For a great explanation of using cast iron for baking and for creating the perfect crust on your loaf, check out “Wild Bread: Flour + Water + Air.” On page 216, author MaryJane Butters goes into detail about using ice in a second enameled cast iron pan to create helpful steam, a process recommended in the advanced baking section of the book. Another unique aspect of this book are the adjustments for different flours, three from heirloom grains and two non-gluten. The directions are easy to follow and I feel as if Butters is standing at my elbow, friendly and welcoming. I feel this to be one of the best we have available that I have reviewed. Is it though? We have 174 books on baking! I’ve not reviewed all of them.
This next book isn’t about bread but about sourdough cakes and other deserts. Dee Rettali is a professional baker who believes in “preserving traditional crafts, using time-honored techniques and sourcing simple seasonal ingredients.” The batters in “Baking with Fortitude: Sourdough Cakes and Bakes,” are fermented or use fermented ingredients. She has a buttermilk starter for her sourdough loaf cakes.
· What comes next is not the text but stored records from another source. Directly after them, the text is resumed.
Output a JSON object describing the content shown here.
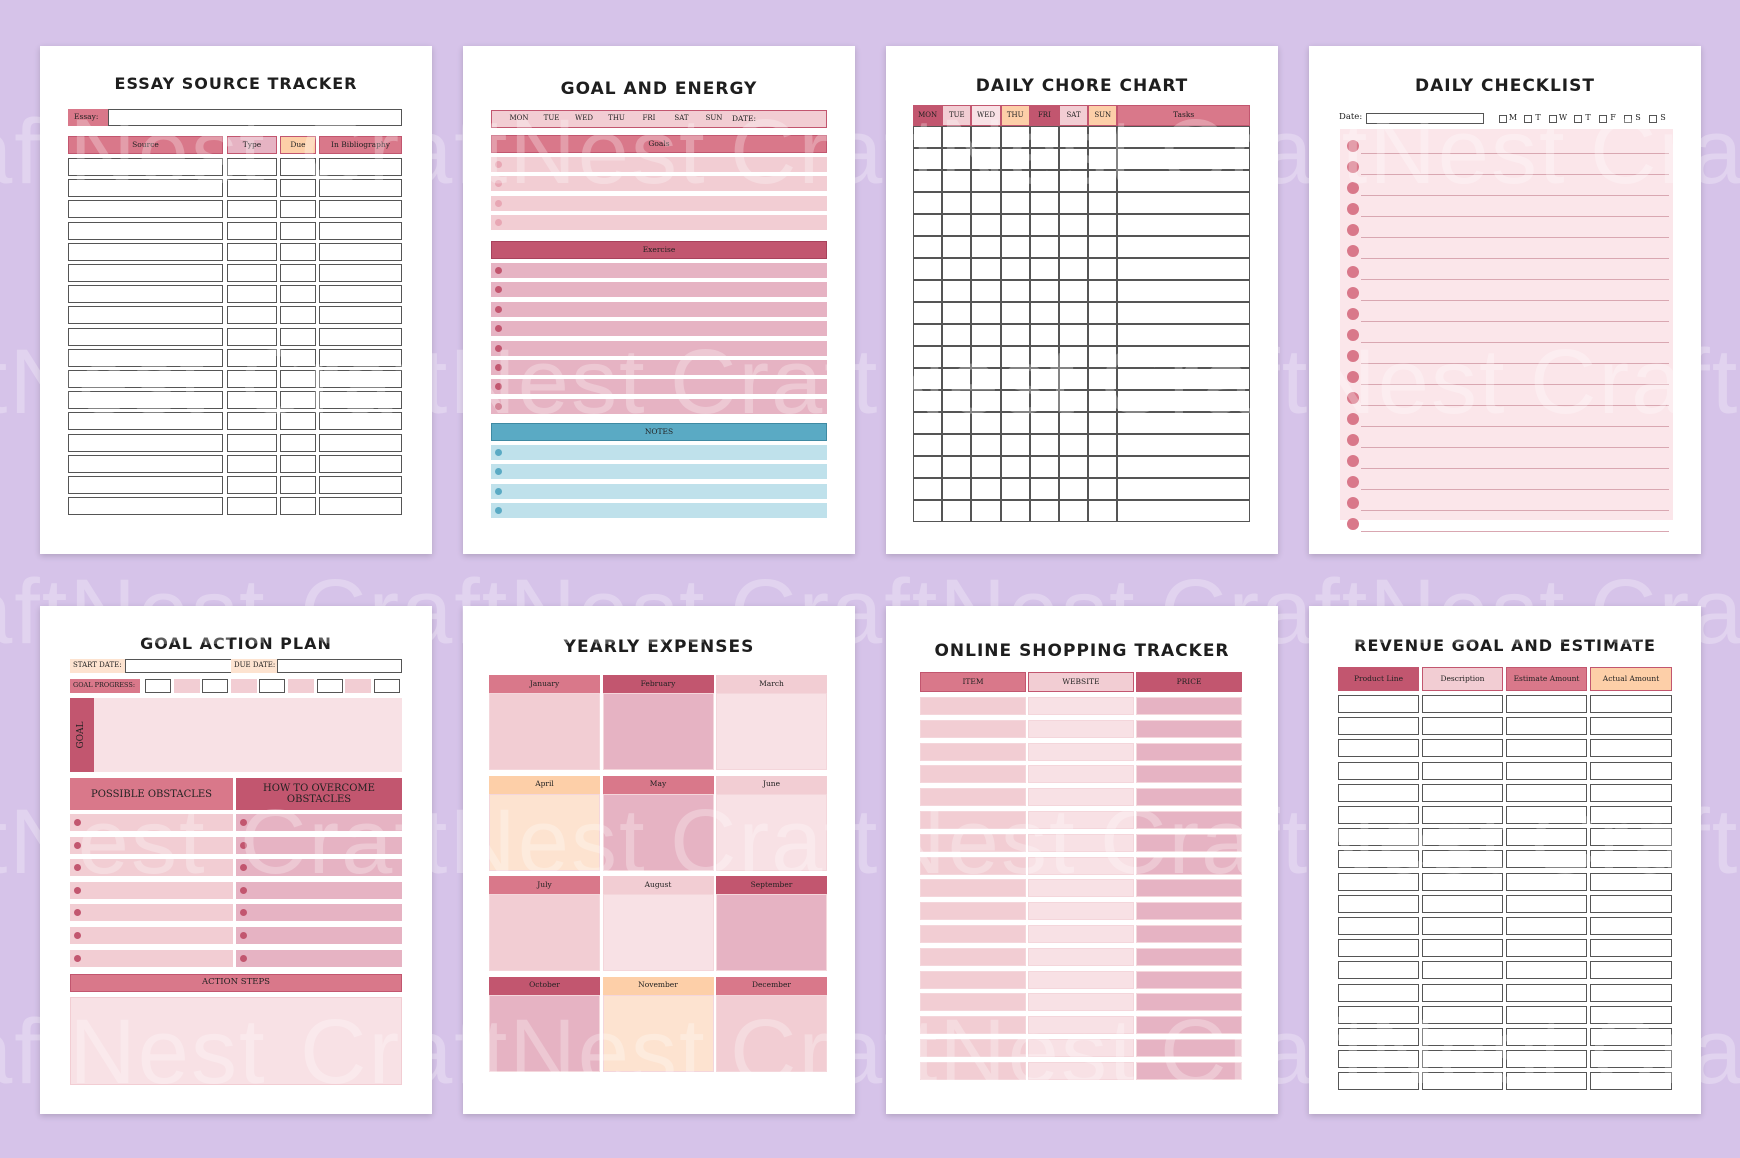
{
  "watermark": "CraftNest",
  "colors": {
    "background": "#d6c3e9",
    "rose_dark": "#c2566f",
    "rose": "#d9788a",
    "pink_mid": "#e6b3c3",
    "pink_light": "#f2cdd3",
    "pink_pale": "#f8e1e5",
    "peach": "#fdcfa8",
    "peach_pale": "#fde3d0",
    "teal": "#5aaac4",
    "teal_light": "#bfe1eb",
    "white": "#ffffff"
  },
  "essay": {
    "title": "ESSAY SOURCE TRACKER",
    "essay_label": "Essay:",
    "columns": [
      "Source",
      "Type",
      "Due",
      "In Bibliography"
    ]
  },
  "goal_energy": {
    "title": "GOAL AND ENERGY",
    "days": [
      "MON",
      "TUE",
      "WED",
      "THU",
      "FRI",
      "SAT",
      "SUN"
    ],
    "date_label": "DATE:",
    "goals": "Goals",
    "exercise": "Exercise",
    "notes": "NOTES"
  },
  "chore": {
    "title": "DAILY CHORE CHART",
    "days": [
      "MON",
      "TUE",
      "WED",
      "THU",
      "FRI",
      "SAT",
      "SUN"
    ],
    "tasks": "Tasks"
  },
  "checklist": {
    "title": "DAILY CHECKLIST",
    "date_label": "Date:",
    "days": [
      "M",
      "T",
      "W",
      "T",
      "F",
      "S",
      "S"
    ]
  },
  "action": {
    "title": "GOAL ACTION PLAN",
    "start_date": "START DATE:",
    "due_date": "DUE DATE:",
    "progress": "GOAL PROGRESS:",
    "goal": "GOAL",
    "obstacles": "POSSIBLE OBSTACLES",
    "overcome": "HOW TO OVERCOME OBSTACLES",
    "steps": "ACTION STEPS"
  },
  "yearly": {
    "title": "YEARLY EXPENSES",
    "months": [
      "January",
      "February",
      "March",
      "April",
      "May",
      "June",
      "July",
      "August",
      "September",
      "October",
      "November",
      "December"
    ]
  },
  "shopping": {
    "title": "ONLINE SHOPPING TRACKER",
    "columns": [
      "ITEM",
      "WEBSITE",
      "PRICE"
    ]
  },
  "revenue": {
    "title": "REVENUE GOAL AND ESTIMATE",
    "columns": [
      "Product Line",
      "Description",
      "Estimate Amount",
      "Actual Amount"
    ]
  }
}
I loved Rettali’s delightful way of titling each recipe; it’s “Guinness and Chocolate Fermented Loaf,” as if emphasizing that a Guinness loaf and a chocolate loaf are each wonderful but as you combine these two flavors you are taken to a divine place of decadent taste. Especially if you ice it with buttercream. I’ve included it not only because of the fermentation, but to draw to your attention the recipes, some unique to Ireland and England.
Two other aspects of fermenting for baking is desem (pronounced DAY-zum and is of Flemish orientation) and rye bread. Learn more from Tara Jensen’s book “Flour Power: The Practice and Pursuit of Baking Sourdough Bread.” Jensen provides you with clear directions as well as the history of sourdough, desem and rye baking techniques. This is also the only book in this review that reminds us that beer-making and bread-making are sister crafts. Back when fermenting your fouled water into slightly alcoholic but much safer-to-drink ale was necessary, the left-over grain was available to bakers. Already lively with yeast and lactic acid bacteria, the left-over grain took the place of a sourdough starter on the baker’s counter. “Flour Power” would make an excellent starter book for a sourdough baker. Lots of science and learning provided with the tasty variations of bread. All of this article’s authors are professional bakers and many have learned their crafts in a variety of bakeries. Jensen’s experience was clustered along the east coast.
My experience is in Columbia, but I have been interested for most of my adult life. None of the recipe books of my early adulthood contained sourdough recipes, which always confused me that it was spoken of as a historic process. When I visited a medieval living history camp that had both beer and bread production areas and learned of the interconnection between the two crafts, it all clicked! While early Americans might have used sourdough, modern conveniences such as dried yeast cubes began in the 1800’s. Now, of course, we have many books, magazines and YouTube channels dedicated to reintroducing this generation to a historical craft.
I’m having fun. And baking a couple of loaves a week. Once I’ve mastered sourdough bread? Bring on the butter and jam!